We are developing a set of C++ applications that exchange data through protobuf messages. One of the messages that we want to exchange contains a list of type-value pairs. The type is just an integer, the value can be a number of different data types, both basic ones like integer or string, but also more complex ones like ip addresses or prefixes. But for every specific type, there is only one data type allowed for the value.
type | value data type |
---|---|
1 | string |
2 | integer |
3 | list<ip_addr> |
4 | integer |
5 | struct |
6 | string |
... | ... |
Note: one of the communicating apps will ultimately encode this list of type-value pairs into a byte array in a network packet according to a fixed protocol format.

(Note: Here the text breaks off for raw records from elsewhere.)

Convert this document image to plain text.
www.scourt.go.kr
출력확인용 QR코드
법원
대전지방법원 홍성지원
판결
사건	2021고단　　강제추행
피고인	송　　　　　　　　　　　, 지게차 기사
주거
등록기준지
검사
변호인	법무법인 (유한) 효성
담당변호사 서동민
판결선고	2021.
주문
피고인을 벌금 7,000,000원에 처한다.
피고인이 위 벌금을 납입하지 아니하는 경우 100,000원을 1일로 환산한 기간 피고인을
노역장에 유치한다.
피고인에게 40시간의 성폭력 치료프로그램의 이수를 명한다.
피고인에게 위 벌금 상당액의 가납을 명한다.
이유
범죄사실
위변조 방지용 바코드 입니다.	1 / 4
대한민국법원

There are a few ways to encode this into a protobuf message, but we're currently leaning towards creating a protobof message for each type number separately:
message Type1
{
string value = 1;
}
message Type2
{
integer value = 1;
}
message Type3
{
repeated IpAddr value = 1;
}
...
message TVPair
{
oneof type
{
Type1 type_1 = 1;
Type1 type_2 = 2;
Type1 type_3 = 3;
...
}
}
message Foo
{
repeated TVPair tv_pairs = 1;
}
This is clear and easy to use for all applications and it hides the details of the network protocol encoding in the only app that actually needs to take care of it.
The only worry I have is that the list of Type numbers is in the order of a few 100 items. This means a few 100 protobuf messages need to be defined and the oneof
structure in the TVPair
message will contain that amount of members. I know the field numbers in protobuf messages can be a lot higher (~500.000.000) so that's not really an issue. But are there any downsides to having 100's of fields in a single protobuf message?

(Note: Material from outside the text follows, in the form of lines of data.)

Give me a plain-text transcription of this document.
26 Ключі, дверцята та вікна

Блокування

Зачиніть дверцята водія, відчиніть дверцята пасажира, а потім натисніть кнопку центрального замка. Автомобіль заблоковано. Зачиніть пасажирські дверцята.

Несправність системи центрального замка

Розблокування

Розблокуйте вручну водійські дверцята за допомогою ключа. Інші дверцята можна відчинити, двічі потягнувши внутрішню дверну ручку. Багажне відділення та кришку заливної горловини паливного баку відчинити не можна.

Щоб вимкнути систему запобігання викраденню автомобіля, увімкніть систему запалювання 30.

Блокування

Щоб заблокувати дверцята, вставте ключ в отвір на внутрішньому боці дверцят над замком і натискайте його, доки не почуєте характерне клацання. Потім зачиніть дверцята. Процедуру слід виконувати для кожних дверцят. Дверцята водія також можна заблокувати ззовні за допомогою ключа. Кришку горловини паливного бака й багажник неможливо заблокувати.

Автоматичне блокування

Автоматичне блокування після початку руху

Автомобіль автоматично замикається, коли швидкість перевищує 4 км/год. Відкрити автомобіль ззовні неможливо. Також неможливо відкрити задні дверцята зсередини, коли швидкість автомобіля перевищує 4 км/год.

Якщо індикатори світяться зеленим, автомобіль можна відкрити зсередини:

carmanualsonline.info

The comment from @DazWilkin pointed me towards some best practices in the protocol buffers documentation website:
Don’t Make a Message with Lots of Fields
Don’t make a message with “lots” (think: hundreds) of fields. In C++ every field adds roughly 65 bits to the in-memory object size whether it’s populated or not (8 bytes for the pointer and, if the field is declared as optional, another bit in a bitfield that keeps track of whether the field is set). When your proto grows too large, the generated code may not even compile (for example, in Java there is a hard limit on the size of a method ).

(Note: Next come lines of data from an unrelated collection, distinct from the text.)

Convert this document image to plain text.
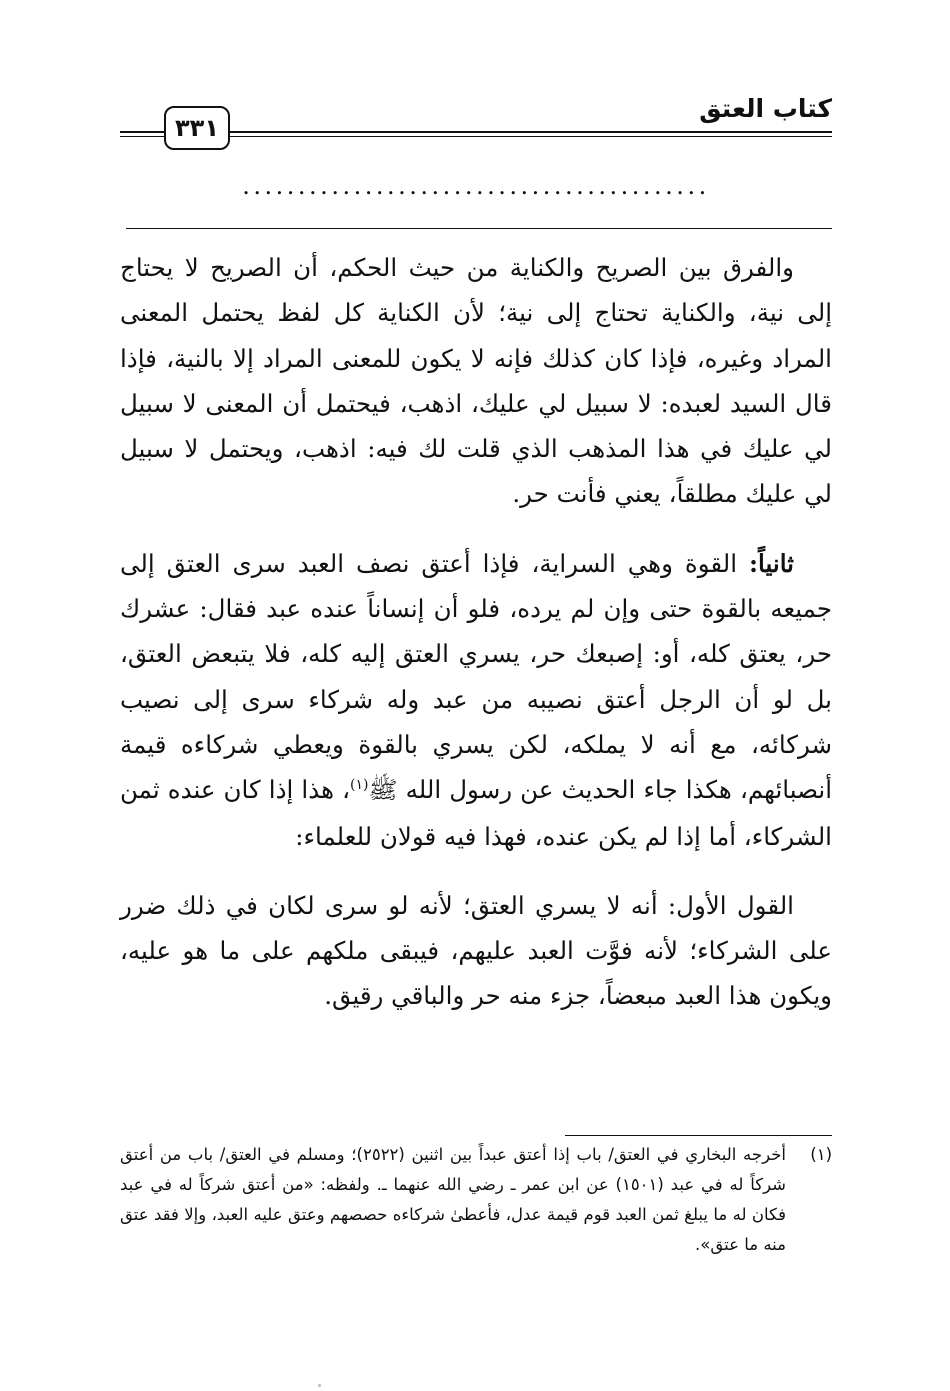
كتاب العتق
٣٣١
..........................................

والفرق بين الصريح والكناية من حيث الحكم، أن الصريح لا يحتاج إلى نية، والكناية تحتاج إلى نية؛ لأن الكناية كل لفظ يحتمل المعنى المراد وغيره، فإذا كان كذلك فإنه لا يكون للمعنى المراد إلا بالنية، فإذا قال السيد لعبده: لا سبيل لي عليك، اذهب، فيحتمل أن المعنى لا سبيل لي عليك في هذا المذهب الذي قلت لك فيه: اذهب، ويحتمل لا سبيل لي عليك مطلقاً، يعني فأنت حر.

ثانياً: القوة وهي السراية، فإذا أعتق نصف العبد سرى العتق إلى جميعه بالقوة حتى وإن لم يرده، فلو أن إنساناً عنده عبد فقال: عشرك حر، يعتق كله، أو: إصبعك حر، يسري العتق إليه كله، فلا يتبعض العتق، بل لو أن الرجل أعتق نصيبه من عبد وله شركاء سرى إلى نصيب شركائه، مع أنه لا يملكه، لكن يسري بالقوة ويعطي شركاءه قيمة أنصبائهم، هكذا جاء الحديث عن رسول الله ﷺ$^{(١)}$، هذا إذا كان عنده ثمن الشركاء، أما إذا لم يكن عنده، فهذا فيه قولان للعلماء:

القول الأول: أنه لا يسري العتق؛ لأنه لو سرى لكان في ذلك ضرر على الشركاء؛ لأنه فوَّت العبد عليهم، فيبقى ملكهم على ما هو عليه، ويكون هذا العبد مبعضاً، جزء منه حر والباقي رقيق.

(١)
أخرجه البخاري في العتق/ باب إذا أعتق عبداً بين اثنين (٢٥٢٢)؛ ومسلم في العتق/ باب من أعتق شركاً له في عبد (١٥٠١) عن ابن عمر ـ رضي الله عنهما ـ. ولفظه: «من أعتق شركاً له في عبد فكان له ما يبلغ ثمن العبد قوم قيمة عدل، فأعطىٰ شركاءه حصصهم وعتق عليه العبد، وإلا فقد عتق منه ما عتق».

Protocol Buffers are not designed to handle large messages. As a general rule of thumb, if you are dealing in messages larger than a megabyte each, it may be time to consider an alternate strategy. That said, Protocol Buffers are great for handling individual messages within a large data set. Usually, large data sets are a collection of small pieces, where each small piece is structured data. Even though Protocol Buffers cannot handle the entire set at once, using Protocol Buffers to encode each piece greatly simplifies your problem: now all you need is to handle a set of byte strings rather than a set of structures. Protocol Buffers do not include any built-in support for large data sets because different situations call for different solutions. Sometimes a simple list of records will do while other times you want something more like a database. Each solution should be developed as a separate library, so that only those who need it need pay the costs.
So although it might be technically possible, it is not advised to create big messages with lots of fields.